Distribuzione delle vittime degli attacchi (fonte: Rapporto Clusit 2021)
Distribuzione delle vittime degli attacchi (fonte: Rapporto Clusit 2021)

Dal punto di vista geografico, emerge appunto il dato che solleva le preoccupazioni principali di questa edizione del report. Mentre la distribuzione geografica delle vittime non varia in relazione all’area americana ed a quella asiatica, gli attacchi verso realtà basate in Europa crescono sensibilmente dal 15% al 25%.
L’analisi per quanto riguarda le tecniche di attacco, invece – basata sulla tassonomia derivata da framework internazionali – è ora suddivisa in otto macrocategorie. Quella che riporta al malware nei primi sei mesi di quest’anno mostra numeri assoluti maggiori: rappresenta infatti il 43% del totale, in crescita del 10,5%. Le tecniche sconosciute sono al secondo posto (+13,9%) rispetto al secondo semestre 2020, si tratta di una percentuale alta perché le aziende, a fronte dell’obbligo di disclosure degli attacchi non sono tenute a prodigarsi in una “descrizione dell’attacco” (si tratta spesso di data breach dovuti anche alla mancanza di aggiornamenti e update). Una percentuale questa che supera la categoria vulnerabilità note, che è per altro in preoccupante crescita (+41,4%) con phishing e social engineering, in leggero calo (-13%). Ma è importante notare soprattutto che crescono dell’11,6% gli attacchi gravi condotti con tecniche multiple, ad indicare la pervicacia degli attaccanti. Diminuiscono invece gli attacchi gravi con finalità denial of service (-42,9%), così come quelli realizzati tramite furto di identità e hacking degli account (-29,5%).

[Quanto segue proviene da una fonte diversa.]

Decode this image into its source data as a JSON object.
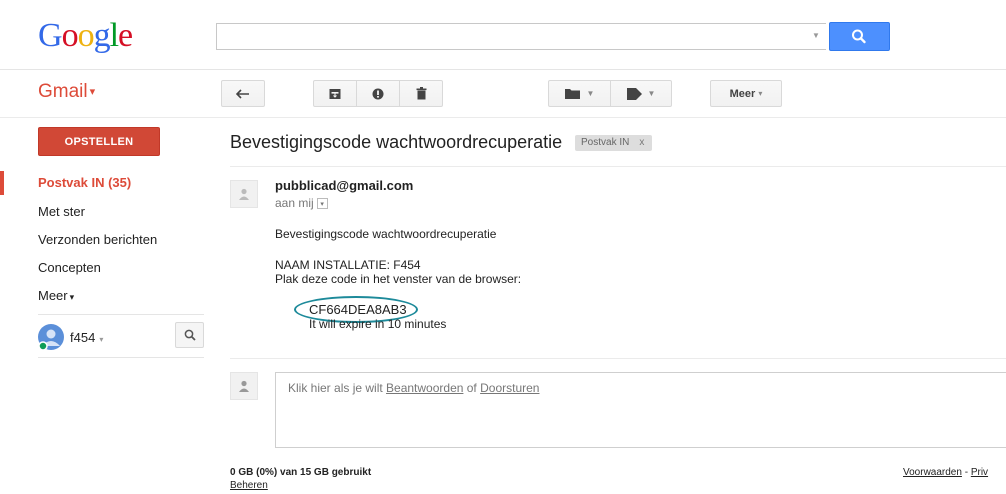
{
  "header": {
    "logo_letters": [
      "G",
      "o",
      "o",
      "g",
      "l",
      "e"
    ],
    "search": {
      "value": "",
      "placeholder": ""
    }
  },
  "app": {
    "name": "Gmail",
    "caret": "▾"
  },
  "toolbar": {
    "reply_icon": "reply-icon",
    "archive_icon": "archive-icon",
    "spam_icon": "report-spam-icon",
    "delete_icon": "trash-icon",
    "move_icon": "folder-icon",
    "labels_icon": "label-tag-icon",
    "more_label": "Meer",
    "more_caret": "▾"
  },
  "sidebar": {
    "compose_label": "OPSTELLEN",
    "items": [
      {
        "label": "Postvak IN (35)",
        "active": true
      },
      {
        "label": "Met ster"
      },
      {
        "label": "Verzonden berichten"
      },
      {
        "label": "Concepten"
      },
      {
        "label": "Meer"
      }
    ],
    "more_caret": "▾",
    "user": {
      "name": "f454",
      "caret": "▾",
      "status_color": "#0f9d58"
    }
  },
  "message": {
    "subject": "Bevestigingscode wachtwoordrecuperatie",
    "label_chip": "Postvak IN",
    "label_remove": "x",
    "sender": "pubblicad@gmail.com",
    "recipient": "aan mij",
    "recipient_caret": "▾",
    "body": [
      "Bevestigingscode wachtwoordrecuperatie",
      "NAAM INSTALLATIE: F454",
      "Plak deze code in het venster van de browser:"
    ],
    "code": "CF664DEA8AB3",
    "expire": "It will expire in 10 minutes",
    "highlight_color": "#1d8a9a"
  },
  "reply": {
    "prefix": "Klik hier als je wilt ",
    "reply_link": "Beantwoorden",
    "middle": " of ",
    "forward_link": "Doorsturen"
  },
  "footer": {
    "quota": "0 GB (0%) van 15 GB gebruikt",
    "manage": "Beheren",
    "terms": "Voorwaarden",
    "separator": " - ",
    "privacy": "Priv"
  },
  "colors": {
    "accent_red": "#dd4b39",
    "compose_red": "#d14836",
    "search_blue": "#4d90fe"
  }
}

Distribuzione delle tecniche di attacco (fonte: Rapporto Clusit 2021)
Distribuzione delle tecniche di attacco (fonte: Rapporto Clusit 2021)

Per quanto riguarda invece la severity degli attacchi le variabili che contribuiscono a comporre questa valutazione per ogni singolo attacco analizzato sono molteplici ed includono l’impatto geopolitico, sociale, economico – diretto e indiretto – e di immagine. Il report evidenzia come quelli con effetti molto importanti e critici sono il 74% del totale ma soprattutto come nel 2020 questa percentuale fosse appena del 49%. Sono appena il 4% quelli con impatto basso e circa un quarto quelli con impatto “significativo”. 

Severity degli attacchi (fonte: Rapporto Clusit 2021)
Severity degli attacchi (fonte: Rapporto Clusit 2021)

Chiude Manzoni, senza fare sconti: “Il Paese oggi si trova di fatto in una fase esplosiva di sviluppo del digitale. Per la digital transformation complessivamente sono disponibili oltre 45 miliardi grazie al Pnrr. Ecco, questi soldi, con una superficie di attacco che con il digitale è destinata a crescere in modo esponenziale, se spesi male, nel giro 4/5 anni potrebbero portare davvero danni importanti. Saremo davvero nei guai!”.